E, quindi, chi può supportare da Destra il candidato favorito dagli scollamenti democratici? La Liguria è terra bruciata per la Pdl. L’unico uomo forte, il senatore Luigi Grillo, nemico numero uno di Scajola, eletto fuori dalla Liguria, è stato il sostenitore di tutte le candidature precedenti a quella forzosa del Vinai.
Per beffa del vocabolario l’ultima di queste era stata per un Carneade, tal Gianfranco Vinacci, manager genovese trasferito a Milano, bocciato da Scajola&Co: tolte le due “C” dal cognome, Vinacci è diventato, appunto, Vinai.

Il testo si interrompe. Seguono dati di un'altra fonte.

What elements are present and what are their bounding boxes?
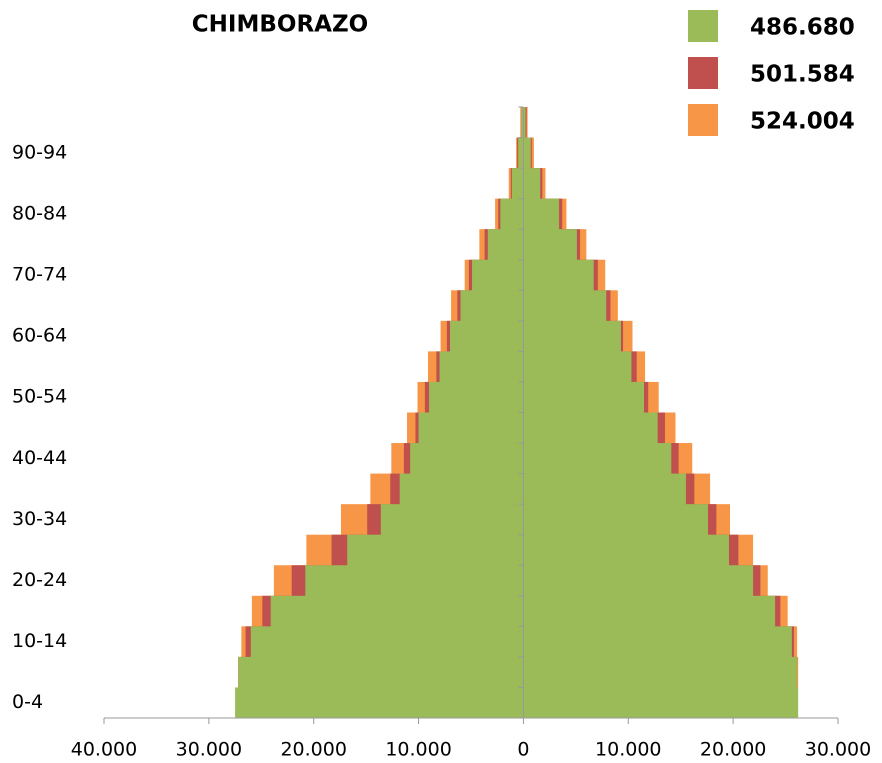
x-tick-label: 30.000 [805, 739, 871, 761]
chart-title: CHIMBORAZO [192, 12, 368, 38]
bar [523, 504, 708, 535]
bar [523, 259, 594, 291]
bar [305, 565, 524, 597]
x-tick-label: 10.000 [385, 739, 451, 761]
y-tick-label: 80-84 [12, 202, 67, 224]
x-tick-label: 20.000 [700, 739, 766, 761]
y-tick-label: 10-14 [12, 630, 67, 652]
bar [523, 381, 645, 413]
y-tick-label: 90-94 [12, 141, 67, 163]
bar [523, 351, 632, 383]
bar [518, 137, 524, 169]
legend-label: 501.584 [750, 62, 855, 88]
bar [472, 259, 524, 291]
bar [523, 656, 798, 688]
bar [523, 534, 729, 566]
legend-swatch [688, 57, 718, 89]
bar [523, 137, 531, 169]
bar [523, 412, 658, 444]
bar [523, 565, 754, 597]
bar [487, 229, 524, 261]
bar [429, 381, 524, 413]
y-tick-label: 20-24 [12, 569, 67, 591]
bar [410, 443, 524, 474]
bar [523, 198, 560, 230]
y-tick-label: 60-64 [12, 325, 67, 347]
x-tick-label: 30.000 [176, 739, 242, 761]
y-tick-label: 70-74 [12, 264, 67, 286]
bar [418, 412, 524, 444]
bar [270, 595, 524, 627]
bar [399, 473, 524, 505]
bar [500, 198, 524, 230]
y-tick-label: 50-54 [12, 386, 67, 408]
bar [521, 107, 524, 138]
legend-swatch [688, 10, 718, 42]
x-tick-label: 40.000 [71, 739, 137, 761]
y-tick-label: 30-34 [12, 508, 67, 530]
bar [523, 229, 577, 261]
bar [523, 626, 792, 658]
bar [380, 504, 524, 535]
bar [460, 290, 524, 322]
bar [523, 687, 799, 719]
legend-label: 524.004 [750, 109, 855, 135]
x-tick-label: 20.000 [280, 739, 346, 761]
bar [238, 656, 524, 688]
bar [523, 168, 541, 199]
bar [523, 290, 607, 322]
x-tick-label: 10.000 [595, 739, 661, 761]
bar [523, 595, 776, 627]
legend-label: 486.680 [750, 15, 855, 41]
bar [523, 320, 621, 352]
y-tick-label: 40-44 [12, 447, 67, 469]
legend-swatch [688, 104, 718, 136]
bar [523, 443, 672, 474]
x-tick-label: 0 [517, 739, 529, 761]
bar [439, 351, 524, 383]
bar [523, 107, 526, 138]
bar [450, 320, 524, 352]
bar [523, 473, 686, 505]
bar [235, 687, 524, 719]
bar [511, 168, 524, 199]
bar [250, 626, 524, 658]
y-tick-label: 0-4 [12, 691, 43, 713]
bar [347, 534, 524, 566]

Lo stesso Alfredo Biondi, ultima vecchia gloria della Pdl e di Forza Italia, parlamentare per nove legislature, ha pubblicamente annunciato il suo appoggio a Musso.
Anche la Lega ha i suoi guai, pur avendo schierato uno dei candidati più pimpanti, il giovane Edoardo Rixi, consigliere regionale. Belsito e i suoi affari pesano come un macigno anche sulla Lega genovese e ligure per la quale questo signore quarantaquattrenne, nato nel quartiere periferico di Quezzi, inspiegabilmente divenuto tesoriere ed anche sottosegretario al Governo Berlusconi, era una specie di sconosciuto, uno da andare a chiedere di cercarlo in tv nel programma “Chi l’ha visto?”, tanto era partecipe delle emergenze genovesi, compresa quella altamente drammatica della Fincantieri, della quale, per altro, il Belsito era stato anche vicepresidente.
Ci deve essere un destino segnato nel fatto che l’inizio della fine per Belsito parte proprio da Genova, dove il quotidiano Secolo XIX, con due suoi giornalisti, Claudio Mangini e Giovanni Mari, scopre l’operazione Tanzania, facendo deflagrare la Lega…..Genova periferica e baricentrica.
Sotto la cifra del 45 per cento di possibili “non voto”, gli ultimi sondaggi indicano un Doria che scende al 47 per cento e si allontana quindi da un possibile successo al primo turno e un Musso che sale al 24 per cento con Vinai al 13 per cento. I grillini con il leader Beppe Grillo, un po’ in smobilitazione, sarebbero capaci di portare via almeno un 6 per cento alla sinistra nel primo turno sono la raffigurazione dell’antipolitica sulla scena genovese.
Ma è tutto il quadro che è diventato violentemente antipolitico e antipartitico e allora chi può approfittare dello sconquasso è ancora il senatore Musso, il civic, ammesso che la sua vecchia appartenenza e il suo strappo da Berlusconi non lo facciano mettere nel mucchio. Intanto con lui si schierano non solo i silenziosi dissidenti Pd, ma anche alcuni dei nomi più altisonanti della città, come Gino Paoli, il grande cantautore che fu anche deputato Pci, notoriamente uomo di sinistra, la Jena Luca Bizzarri, star tv di prima grandezza, un grande totem della Rai, come Arnaldo Bagnasco, l’inventore di Mixer. Non solo, insomma, quattro amici al bar.